“Why, if you tell her before us, won’t she feel worse? Suppose Nan and I make some excuse and leave you with her?”
“Oh, no, Jean—please! I need support; and besides, she admires you most of all. I can tell. You just slip an arm around her if she needs one!”
“We’d better give her her breakfast first, for fear she’ll be too stirred up to eat,” Nan suggested.
“Good idea, Nan. Your head is always level.”
“Then if that’s so, I’d better see about the breakfast. You go down to meet her, Jean.”
Nan and Molly hurried in, while Jean went down to the little dock to welcome their guest.

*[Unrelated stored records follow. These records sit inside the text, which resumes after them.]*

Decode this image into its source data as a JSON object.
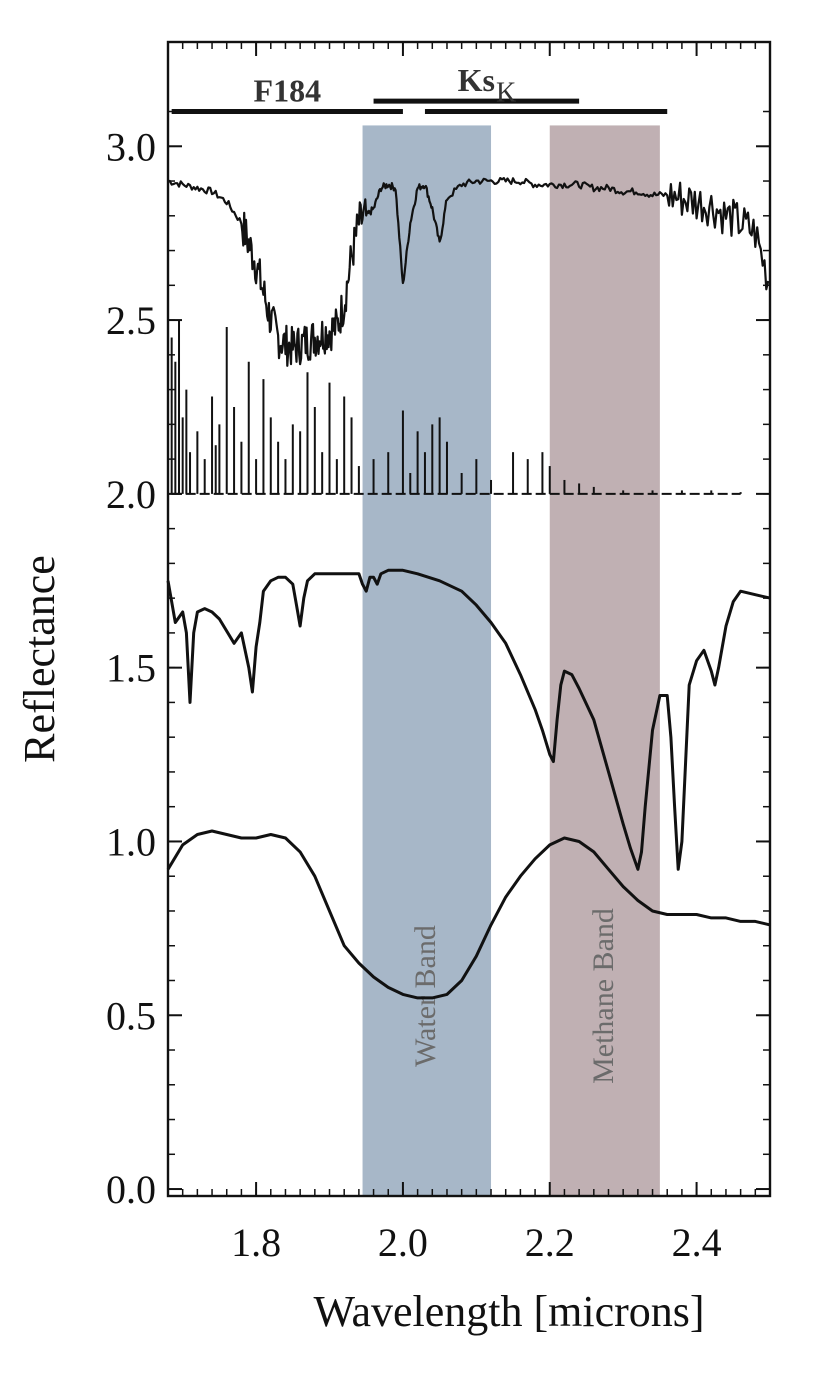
{
  "chart_data": {
    "type": "line",
    "title": "",
    "xlabel": "Wavelength [microns]",
    "ylabel": "Reflectance",
    "xlim": [
      1.68,
      2.5
    ],
    "ylim": [
      -0.02,
      3.3
    ],
    "grid": false,
    "x_ticks": [
      {
        "value": 1.8,
        "label": "1.8"
      },
      {
        "value": 2.0,
        "label": "2.0"
      },
      {
        "value": 2.2,
        "label": "2.2"
      },
      {
        "value": 2.4,
        "label": "2.4"
      }
    ],
    "y_ticks": [
      {
        "value": 0.0,
        "label": "0.0"
      },
      {
        "value": 0.5,
        "label": "0.5"
      },
      {
        "value": 1.0,
        "label": "1.0"
      },
      {
        "value": 1.5,
        "label": "1.5"
      },
      {
        "value": 2.0,
        "label": "2.0"
      },
      {
        "value": 2.5,
        "label": "2.5"
      },
      {
        "value": 3.0,
        "label": "3.0"
      }
    ],
    "shaded_bands": [
      {
        "label": "Water Band",
        "x_range": [
          1.945,
          2.12
        ],
        "color": "#8ea3b8"
      },
      {
        "label": "Methane Band",
        "x_range": [
          2.2,
          2.35
        ],
        "color": "#ae9a9d"
      }
    ],
    "filter_bars": [
      {
        "label": "F184",
        "x_range": [
          1.685,
          2.0
        ],
        "y": 3.1
      },
      {
        "label": "Ks",
        "x_range": [
          1.96,
          2.24
        ],
        "y": 3.13
      },
      {
        "label": "K",
        "x_range": [
          2.03,
          2.36
        ],
        "y": 3.1
      }
    ],
    "series": [
      {
        "style": "noisy-line",
        "color": "#111111",
        "x": [
          1.68,
          1.7,
          1.72,
          1.74,
          1.76,
          1.78,
          1.79,
          1.8,
          1.81,
          1.82,
          1.83,
          1.84,
          1.85,
          1.86,
          1.87,
          1.88,
          1.89,
          1.9,
          1.91,
          1.92,
          1.93,
          1.94,
          1.95,
          1.96,
          1.97,
          1.98,
          1.99,
          2.0,
          2.01,
          2.02,
          2.03,
          2.04,
          2.05,
          2.06,
          2.08,
          2.1,
          2.12,
          2.14,
          2.16,
          2.18,
          2.2,
          2.22,
          2.24,
          2.26,
          2.28,
          2.3,
          2.32,
          2.34,
          2.36,
          2.38,
          2.4,
          2.42,
          2.44,
          2.46,
          2.48,
          2.5
        ],
        "y": [
          2.9,
          2.89,
          2.88,
          2.87,
          2.84,
          2.78,
          2.72,
          2.66,
          2.58,
          2.5,
          2.45,
          2.43,
          2.42,
          2.43,
          2.44,
          2.45,
          2.46,
          2.47,
          2.48,
          2.55,
          2.68,
          2.78,
          2.8,
          2.82,
          2.88,
          2.89,
          2.88,
          2.6,
          2.78,
          2.88,
          2.89,
          2.82,
          2.72,
          2.85,
          2.89,
          2.9,
          2.9,
          2.9,
          2.9,
          2.89,
          2.89,
          2.89,
          2.89,
          2.88,
          2.88,
          2.87,
          2.87,
          2.86,
          2.86,
          2.85,
          2.84,
          2.83,
          2.8,
          2.78,
          2.75,
          2.6
        ]
      },
      {
        "style": "spikes",
        "color": "#111111",
        "baseline": 2.0,
        "x": [
          1.685,
          1.69,
          1.695,
          1.7,
          1.705,
          1.71,
          1.72,
          1.73,
          1.74,
          1.745,
          1.75,
          1.76,
          1.77,
          1.78,
          1.79,
          1.8,
          1.81,
          1.82,
          1.83,
          1.84,
          1.85,
          1.86,
          1.87,
          1.88,
          1.89,
          1.9,
          1.91,
          1.92,
          1.93,
          1.94,
          1.96,
          1.98,
          2.0,
          2.01,
          2.02,
          2.03,
          2.04,
          2.05,
          2.06,
          2.08,
          2.1,
          2.12,
          2.15,
          2.17,
          2.19,
          2.2,
          2.22,
          2.24,
          2.26,
          2.3,
          2.34,
          2.38,
          2.42,
          2.46
        ],
        "y": [
          2.45,
          2.38,
          2.5,
          2.22,
          2.3,
          2.12,
          2.18,
          2.1,
          2.28,
          2.14,
          2.2,
          2.48,
          2.25,
          2.15,
          2.38,
          2.1,
          2.33,
          2.22,
          2.15,
          2.1,
          2.2,
          2.18,
          2.35,
          2.25,
          2.12,
          2.32,
          2.1,
          2.28,
          2.22,
          2.08,
          2.1,
          2.12,
          2.24,
          2.06,
          2.18,
          2.12,
          2.2,
          2.22,
          2.15,
          2.06,
          2.1,
          2.04,
          2.12,
          2.1,
          2.12,
          2.08,
          2.04,
          2.03,
          2.02,
          2.01,
          2.01,
          2.01,
          2.01,
          2.005
        ]
      },
      {
        "style": "line",
        "color": "#111111",
        "x": [
          1.68,
          1.69,
          1.7,
          1.705,
          1.71,
          1.715,
          1.72,
          1.73,
          1.74,
          1.75,
          1.77,
          1.78,
          1.79,
          1.795,
          1.8,
          1.805,
          1.81,
          1.82,
          1.83,
          1.84,
          1.85,
          1.855,
          1.86,
          1.865,
          1.87,
          1.88,
          1.9,
          1.92,
          1.94,
          1.945,
          1.95,
          1.955,
          1.96,
          1.965,
          1.97,
          1.98,
          2.0,
          2.02,
          2.05,
          2.08,
          2.1,
          2.12,
          2.14,
          2.16,
          2.18,
          2.19,
          2.2,
          2.205,
          2.21,
          2.215,
          2.22,
          2.23,
          2.24,
          2.26,
          2.28,
          2.3,
          2.31,
          2.32,
          2.325,
          2.33,
          2.34,
          2.35,
          2.36,
          2.365,
          2.37,
          2.375,
          2.38,
          2.39,
          2.4,
          2.41,
          2.42,
          2.425,
          2.43,
          2.44,
          2.45,
          2.46,
          2.48,
          2.5
        ],
        "y": [
          1.75,
          1.63,
          1.66,
          1.6,
          1.4,
          1.6,
          1.66,
          1.67,
          1.66,
          1.64,
          1.57,
          1.6,
          1.5,
          1.43,
          1.56,
          1.63,
          1.72,
          1.75,
          1.76,
          1.76,
          1.74,
          1.68,
          1.62,
          1.7,
          1.75,
          1.77,
          1.77,
          1.77,
          1.77,
          1.74,
          1.72,
          1.76,
          1.76,
          1.74,
          1.77,
          1.78,
          1.78,
          1.77,
          1.75,
          1.72,
          1.68,
          1.63,
          1.57,
          1.48,
          1.38,
          1.32,
          1.25,
          1.23,
          1.35,
          1.45,
          1.49,
          1.48,
          1.44,
          1.35,
          1.2,
          1.05,
          0.98,
          0.92,
          0.97,
          1.1,
          1.32,
          1.42,
          1.42,
          1.3,
          1.1,
          0.92,
          1.0,
          1.45,
          1.52,
          1.55,
          1.49,
          1.45,
          1.5,
          1.62,
          1.69,
          1.72,
          1.71,
          1.7
        ]
      },
      {
        "style": "line",
        "color": "#111111",
        "x": [
          1.68,
          1.7,
          1.72,
          1.74,
          1.76,
          1.78,
          1.8,
          1.82,
          1.84,
          1.86,
          1.88,
          1.9,
          1.92,
          1.94,
          1.96,
          1.98,
          2.0,
          2.02,
          2.04,
          2.06,
          2.08,
          2.1,
          2.12,
          2.14,
          2.16,
          2.18,
          2.2,
          2.22,
          2.24,
          2.26,
          2.28,
          2.3,
          2.32,
          2.34,
          2.36,
          2.38,
          2.4,
          2.42,
          2.44,
          2.46,
          2.48,
          2.5
        ],
        "y": [
          0.92,
          0.99,
          1.02,
          1.03,
          1.02,
          1.01,
          1.01,
          1.02,
          1.01,
          0.97,
          0.9,
          0.8,
          0.7,
          0.65,
          0.61,
          0.58,
          0.56,
          0.55,
          0.55,
          0.56,
          0.6,
          0.67,
          0.76,
          0.84,
          0.9,
          0.95,
          0.99,
          1.01,
          1.0,
          0.97,
          0.92,
          0.87,
          0.83,
          0.8,
          0.79,
          0.79,
          0.79,
          0.78,
          0.78,
          0.77,
          0.77,
          0.76
        ]
      }
    ]
  }
}
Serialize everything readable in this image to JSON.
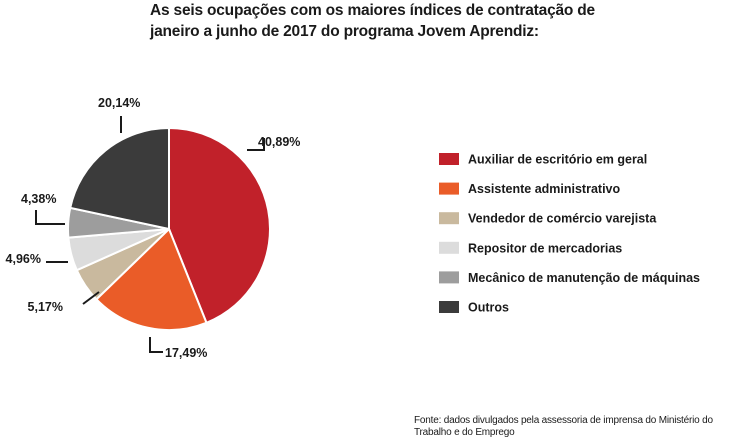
{
  "chart_data": {
    "type": "pie",
    "title": "As seis ocupações com os maiores índices de contratação de janeiro a junho de 2017 do programa Jovem Aprendiz:",
    "categories": [
      "Auxiliar de escritório em geral",
      "Assistente administrativo",
      "Vendedor de comércio varejista",
      "Repositor de mercadorias",
      "Mecânico de manutenção de máquinas",
      "Outros"
    ],
    "values": [
      40.89,
      17.49,
      5.17,
      4.96,
      4.38,
      20.14
    ],
    "data_labels": [
      "40,89%",
      "17,49%",
      "5,17%",
      "4,96%",
      "4,38%",
      "20,14%"
    ],
    "colors": [
      "#c1212a",
      "#ea5c28",
      "#c9b99e",
      "#dcdcdc",
      "#9d9d9d",
      "#3b3b3b"
    ],
    "legend_position": "right",
    "source": "Fonte: dados divulgados pela assessoria de imprensa do Ministério do Trabalho e do Emprego"
  }
}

“I was a little afraid you might not come, Greta, for it looks so much like a storm,” said Jean, while Greta was fastening her boat securely.
“I think that I would have come in a storm, if there had been no other way. But it is a good thing that I was to come early, I suppose.”
“Molly and Nan went in to hurry up the breakfast. We had the milk heated and the bacon cooked. There will be just us four to have breakfast together. Grace took the rest on a breakfast hike, but I’m afraid that they’re going to get caught in a storm if they don’t hurry back. We have two girls from our town visiting us and that is the reason for the trip. They are crazy to do everything and we are crazy to show them everything we do. Nobody slept much last night.”
“I’m afraid that you wanted to go with the other girls,” thoughtfully said Greta.